Actually, you're close. Underway (that means out to sea) subs purposefully keep their oxygen levels low - very low. So low that a cigarette will immediately extinguish when the smoker is not inhaling. It must be re-lit before each puff.

But that's not important. The important part is that whatever is attempting to catch fire would smoulder for a bit before flaming up - thereby catching the eye/ear/nose of the watch or any other passing crew member.

In port, oxygen levels are normal to the atmospheric oxygen levels of the surrounding city. (By the way, Norfolk, VA smells bad. - Norfolk sub sailors know what I'm talking about. ;P )

I don't know on the hatches, I'd expect a sub to have the usual complement of watertight compartments, so as long as the fire didn't get hot enough to melt or deform bulkheads (which it may, which is why they stopped using aluminum for warship superstructure) they should have simply been able to close the doors.

Let me address this. While in dry dock, the boats have all kinds of cabling in the way preventing hatches from being closed. Forgot about that in my first post on this topic. So, no, you typically cant just walk up and close the hatch - not that you'd want to. See my previous post, above.

But maybe they had problems getting the people out first. Subs don't have too many doors on them, and if the fire is between 25 crew and the door and there's no other route, sealing off isn't an option.

I find it hard to come to a conclusion where this would become a problem. There are multiple exits in most areas that are 'dead ends'. There'd have to be a pretty messed up situation that prevented ~25 people from escaping a location without them trying the emergency route *before* the emergency route became blocked.

Comment Re:Had bad experiences when I was 22 and in port t (Score 4, Informative) 228

Pardon my ignorance here. But I have a question.

I know that fire in a sub is considered one of the most dangerous threats there is (every crew-member is trained in fire suppression on a sub). But since this ship was presumably unmanned and in dry dock, and presumably also still air-tight, why didn't they just close all the hatches in the effected areas and shut off the oxygen? I can't imagine a fire in such an enclosed space would last very long without incoming oxygen.

I am a former submariner.

1 - A submarine in dry dock is basically a ship on ship. A problem on one constitutes a problem on the other.

2 - There is a lot of piping throughout the boat. It contains either oxygen (@ 10's of PSI) or hydraulic fluid (@ thousands of PSI). If the piping burst, its source is a giant tank containing much more of the stuff in a different location of the boat. There are isolation valves, however, which may mitigate the problem for a while.

3 - There's this thing called a nuclear reactor.
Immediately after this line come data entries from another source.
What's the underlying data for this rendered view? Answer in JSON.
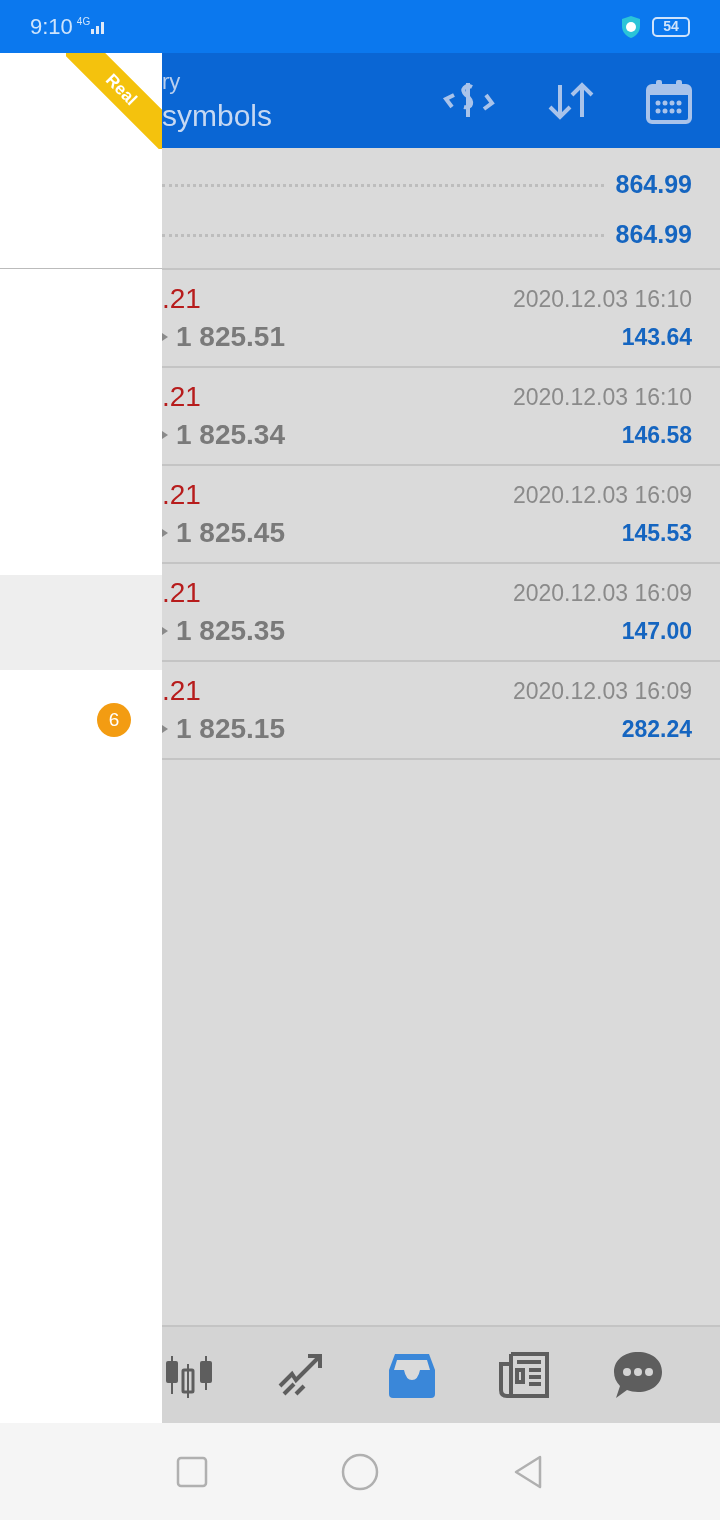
{
  "status_bar": {
    "time": "9:10",
    "network": "4G",
    "battery": "54"
  },
  "drawer": {
    "account_type": "Real",
    "badge": "6"
  },
  "app_bar": {
    "title": "ry",
    "subtitle": "symbols"
  },
  "summary": [
    {
      "value": "864.99"
    },
    {
      "value": "864.99"
    }
  ],
  "deals": [
    {
      "price_partial": ".21",
      "prices": "1 825.51",
      "time": "2020.12.03 16:10",
      "profit": "143.64"
    },
    {
      "price_partial": ".21",
      "prices": "1 825.34",
      "time": "2020.12.03 16:10",
      "profit": "146.58"
    },
    {
      "price_partial": ".21",
      "prices": "1 825.45",
      "time": "2020.12.03 16:09",
      "profit": "145.53"
    },
    {
      "price_partial": ".21",
      "prices": "1 825.35",
      "time": "2020.12.03 16:09",
      "profit": "147.00"
    },
    {
      "price_partial": ".21",
      "prices": "1 825.15",
      "time": "2020.12.03 16:09",
      "profit": "282.24"
    }
  ],
  "bottom_nav": [
    {
      "kind": "chart",
      "selected": false
    },
    {
      "kind": "trade",
      "selected": false
    },
    {
      "kind": "history",
      "selected": true
    },
    {
      "kind": "news",
      "selected": false
    },
    {
      "kind": "chat",
      "selected": false
    }
  ]
}
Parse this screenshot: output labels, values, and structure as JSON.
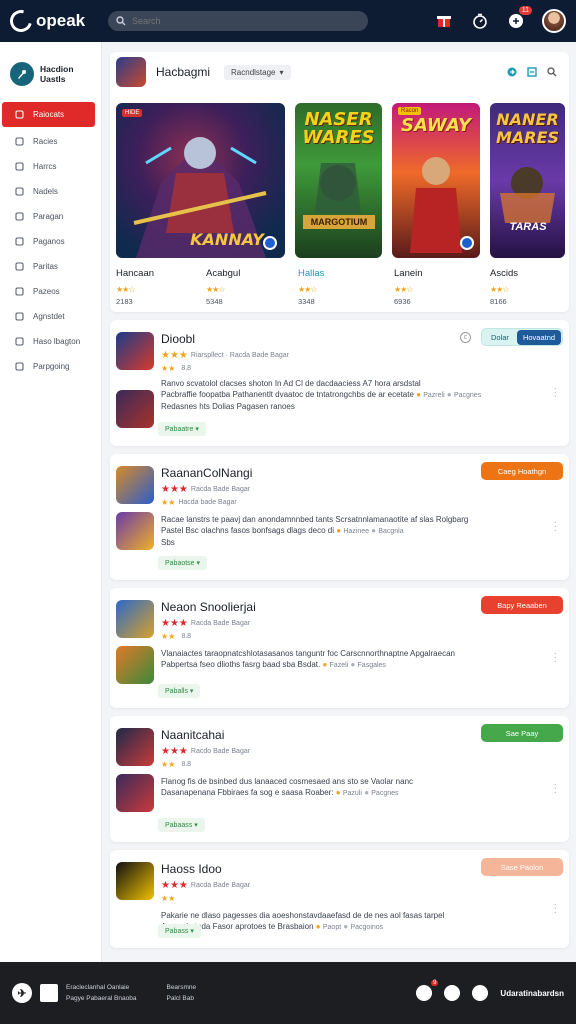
{
  "app": {
    "name": "opeak"
  },
  "search": {
    "placeholder": "Search"
  },
  "topbar": {
    "notif_count": "11"
  },
  "sidebar": {
    "brand_line1": "Hacdion",
    "brand_line2": "Uastls",
    "items": [
      {
        "label": "Raiocats",
        "icon": "home-icon"
      },
      {
        "label": "Racies",
        "icon": "user-icon"
      },
      {
        "label": "Harrcs",
        "icon": "chat-icon"
      },
      {
        "label": "Nadels",
        "icon": "bookmark-icon"
      },
      {
        "label": "Paragan",
        "icon": "chart-icon"
      },
      {
        "label": "Paganos",
        "icon": "shield-icon"
      },
      {
        "label": "Paritas",
        "icon": "calendar-icon"
      },
      {
        "label": "Pazeos",
        "icon": "tag-icon"
      },
      {
        "label": "Agnstdet",
        "icon": "mail-icon"
      },
      {
        "label": "Haso lbagton",
        "icon": "grid-icon"
      },
      {
        "label": "Parpgoing",
        "icon": "settings-icon"
      }
    ]
  },
  "featured": {
    "title": "Hacbagmi",
    "dropdown": "Racndlstage",
    "tiles": [
      {
        "name": "KANNAY",
        "badge": "HIDE",
        "caption": "",
        "label": "Hancaan",
        "count": "2183"
      },
      {
        "name": "NASER\nWARES",
        "badge": "",
        "caption": "MARGOTIUM",
        "label": "Acabgul",
        "count": "5348"
      },
      {
        "name": "SAWAY",
        "badge": "Racon",
        "caption": "",
        "label": "Hallas",
        "count": "3348"
      },
      {
        "name": "NANER\nMARES",
        "badge": "",
        "caption": "TARAS",
        "label": "Lanein",
        "count": "6936"
      },
      {
        "name": "",
        "badge": "",
        "caption": "",
        "label": "Ascids",
        "count": "8166"
      }
    ]
  },
  "games": [
    {
      "title": "Dioobl",
      "rating_meta": "Riarspllect · Racda Bade Bagar",
      "rating_meta2": "",
      "num": "8.8",
      "desc1": "Ranvo scvatolol clacses shoton In Ad Cl de dacdaaciess A7 hora arsdstal",
      "desc2": "Pacbraffie foopatba Pathanentlt dvaatoc de tntatrongchbs de ar ecetate",
      "desc3": "Redasnes hts Dolias Pagasen ranoes",
      "link1": "Pazreli",
      "link2": "Pacgnes",
      "tag": "Pabaatre",
      "btn_left": "Dolar",
      "btn_right": "Hovaatnd"
    },
    {
      "title": "RaananColNangi",
      "rating_meta": "Racda Bade Bagar",
      "rating_meta2": "Hacda bade Bagar",
      "num": "",
      "desc1": "Racae lanstrs te paavj dan anondamnnbed tants Scrsatnnlamanaotite af slas Rolgbarg",
      "desc2": "Pastel Bsc olachns fasos bonfsags dlags deco di",
      "desc3": "Sbs",
      "link1": "Hazinee",
      "link2": "Bacgnla",
      "tag": "Pabaotse",
      "btn": "Caeg Hoathgn",
      "btn_color": "#ed7414"
    },
    {
      "title": "Neaon Snoolierjai",
      "rating_meta": "Racda Bade Bagar",
      "rating_meta2": "",
      "num": "8.8",
      "desc1": "Vlanaiactes taraopnatcshlotasasanos tanguntr foc Carscnnorthnaptne Apgalraecan",
      "desc2": "Pabpertsa fseo dlioths fasrg baad sba Bsdat.",
      "desc3": "",
      "link1": "Fazeli",
      "link2": "Fasgales",
      "tag": "Paballs",
      "btn": "Bapy Reaaben",
      "btn_color": "#e8412f"
    },
    {
      "title": "Naanitcahai",
      "rating_meta": "Racdo Bade Bagar",
      "rating_meta2": "",
      "num": "8.8",
      "desc1": "Flanog fis de bsinbed dus lanaaced cosmesaed ans sto se Vaolar nanc",
      "desc2": "Dasanapenana Fbbiraes fa sog e saasa Roaber:",
      "desc3": "",
      "link1": "Pazuli",
      "link2": "Pacgnes",
      "tag": "Pabaass",
      "btn": "Sae Paay",
      "btn_color": "#45a84a"
    },
    {
      "title": "Haoss Idoo",
      "rating_meta": "Racda Bade Bagar",
      "rating_meta2": "",
      "num": "",
      "desc1": "Pakarie ne dlaso pagesses dia aoeshonstavdaaefasd de de nes aol fasas tarpel",
      "desc2": "Agseudo teda Fasor aprotoes te Brasbaion",
      "desc3": "",
      "link1": "Paopt",
      "link2": "Pacgoinos",
      "tag": "Pabass",
      "btn": "Sase Paolon",
      "btn_color": "#f5b599"
    }
  ],
  "footer": {
    "col1_line1": "Eracleclanhal Oanlaie",
    "col1_line2": "Pagye Pabaeral Bnaoba",
    "col2_line1": "Bearsmne",
    "col2_line2": "Palcl Bab",
    "brand": "Udaratinabardsn",
    "notif_count": "9"
  }
}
It's shut-down while in dry-dock but still requires power to keep it safe.

4 - Separating the reactor and the forward compartment is a giant tank containing thousands of gallons of diesel fuel oil. If it over heats, well, yeah, kiss your asses goodbye.
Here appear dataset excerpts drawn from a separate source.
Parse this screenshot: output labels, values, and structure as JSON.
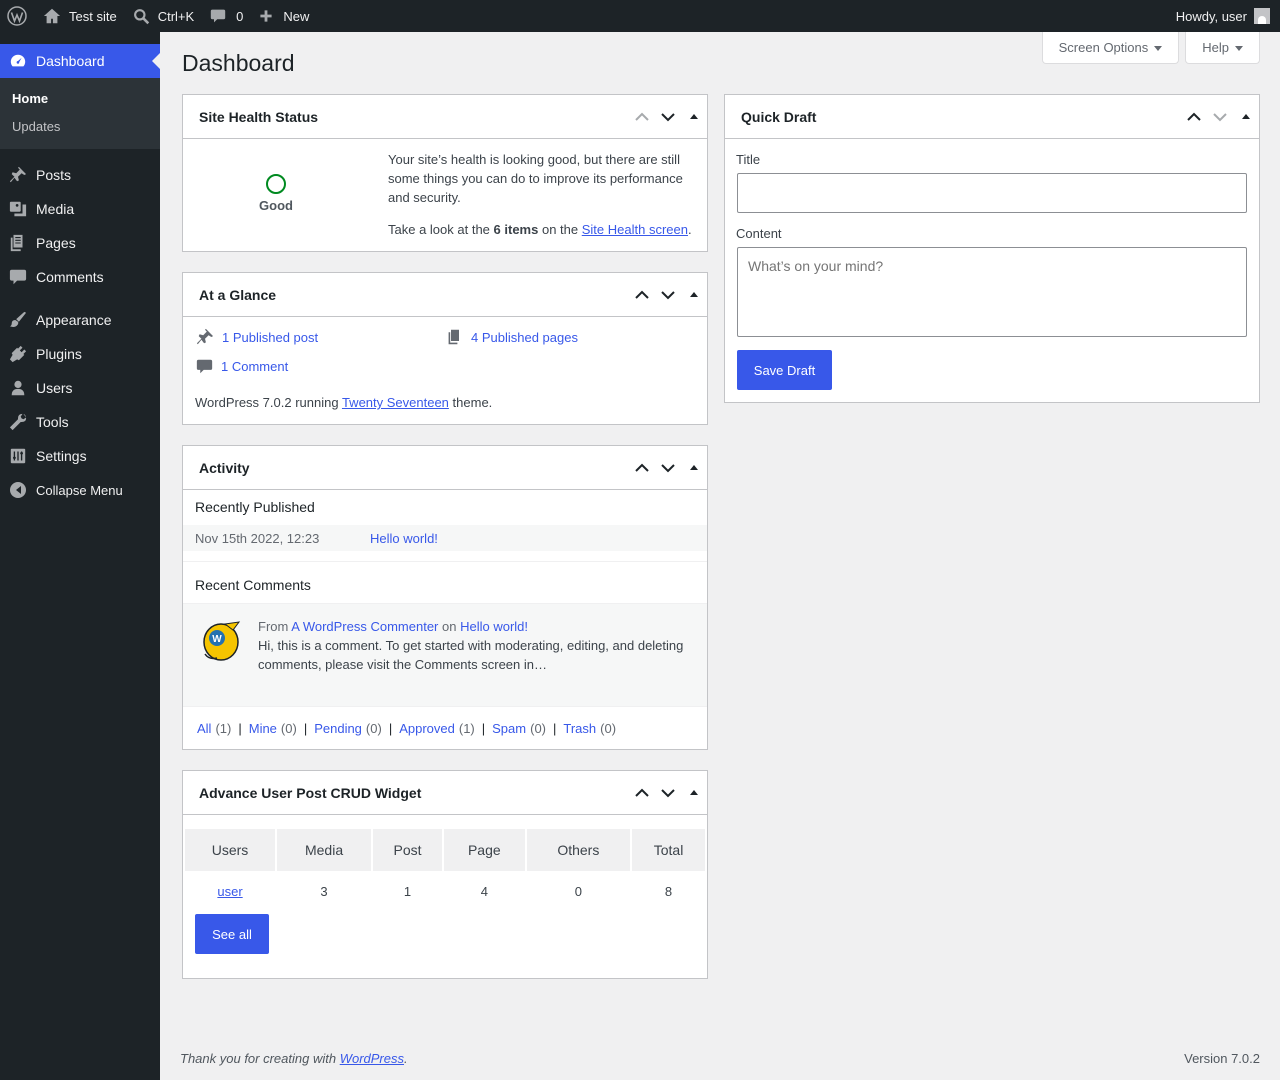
{
  "admin_bar": {
    "site_name": "Test site",
    "search_shortcut": "Ctrl+K",
    "comments_count": "0",
    "new_label": "New",
    "greeting": "Howdy, user"
  },
  "sidebar": {
    "dashboard_label": "Dashboard",
    "submenu": [
      {
        "label": "Home"
      },
      {
        "label": "Updates"
      }
    ],
    "items": [
      {
        "label": "Posts"
      },
      {
        "label": "Media"
      },
      {
        "label": "Pages"
      },
      {
        "label": "Comments"
      },
      {
        "label": "Appearance"
      },
      {
        "label": "Plugins"
      },
      {
        "label": "Users"
      },
      {
        "label": "Tools"
      },
      {
        "label": "Settings"
      }
    ],
    "collapse_label": "Collapse Menu"
  },
  "screen_options_label": "Screen Options",
  "help_label": "Help",
  "page_title": "Dashboard",
  "site_health": {
    "title": "Site Health Status",
    "status": "Good",
    "message": "Your site’s health is looking good, but there are still some things you can do to improve its performance and security.",
    "items_prefix": "Take a look at the",
    "items_count": "6 items",
    "items_mid": "on the",
    "link": "Site Health screen",
    "items_suffix": "."
  },
  "at_a_glance": {
    "title": "At a Glance",
    "posts": "1 Published post",
    "pages": "4 Published pages",
    "comments": "1 Comment",
    "version_prefix": "WordPress 7.0.2 running",
    "theme": "Twenty Seventeen",
    "version_suffix": "theme."
  },
  "activity": {
    "title": "Activity",
    "recently_published_heading": "Recently Published",
    "published": [
      {
        "date": "Nov 15th 2022, 12:23",
        "title": "Hello world!"
      }
    ],
    "recent_comments_heading": "Recent Comments",
    "comment": {
      "from": "From",
      "author": "A WordPress Commenter",
      "on": "on",
      "post": "Hello world!",
      "excerpt": "Hi, this is a comment. To get started with moderating, editing, and deleting comments, please visit the Comments screen in…"
    },
    "filters": [
      {
        "label": "All",
        "count": "(1)"
      },
      {
        "label": "Mine",
        "count": "(0)"
      },
      {
        "label": "Pending",
        "count": "(0)"
      },
      {
        "label": "Approved",
        "count": "(1)"
      },
      {
        "label": "Spam",
        "count": "(0)"
      },
      {
        "label": "Trash",
        "count": "(0)"
      }
    ],
    "separator": "|"
  },
  "crud_widget": {
    "title": "Advance User Post CRUD Widget",
    "columns": [
      "Users",
      "Media",
      "Post",
      "Page",
      "Others",
      "Total"
    ],
    "rows": [
      [
        "user",
        "3",
        "1",
        "4",
        "0",
        "8"
      ]
    ],
    "button": "See all"
  },
  "quick_draft": {
    "title": "Quick Draft",
    "title_label": "Title",
    "title_value": "",
    "content_label": "Content",
    "content_placeholder": "What’s on your mind?",
    "save_button": "Save Draft"
  },
  "footer": {
    "thanks_prefix": "Thank you for creating with",
    "link": "WordPress",
    "thanks_suffix": ".",
    "version": "Version 7.0.2"
  }
}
5 - There's a HUGE battery on the boat for when the boat needs to run off of battery power. It contains an enormous amount of energy - so much so that if it caught fire and exploded, the sub, the dry-dock and the facilities surrounding it would be damn near vaporised. I think anything within a few miles would *easily* have its windows blown out if not flattened.

6 - If the reactor has a problem, you'll basically have Fukushima on your hands.
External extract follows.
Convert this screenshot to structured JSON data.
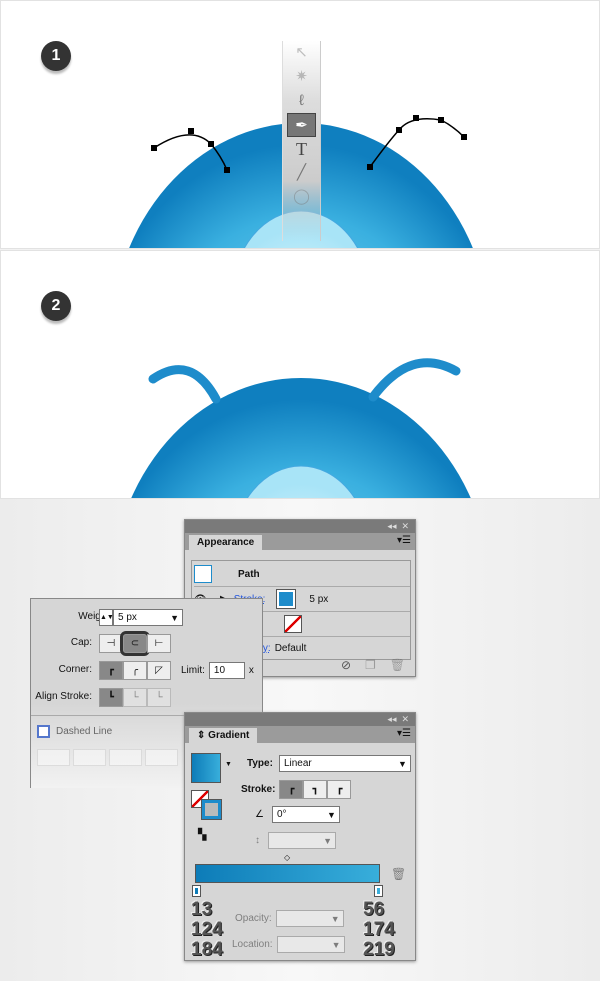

7 - Submarine fires (when the get large enough) dont stay a single class of fire for long. There is too much hydraulic fluid, electrical line and combustible materials for it to remain one class of fire for long - ergo, one can not simply spray water (seawater, btw) to extinguish it.

So, no. Shuttering the place up and trying to starve the fire isn't exactly a proactive manner to extinguish a fire.

Throw in skeleton crews (most systems shut down), lots of welding, oil and whatnot all over the deck and you have a recipe for disaster on your hands. I'm surprised there arn't more fires of this magnitude more often.

More questions? Guess I'll read below and answer some there, too.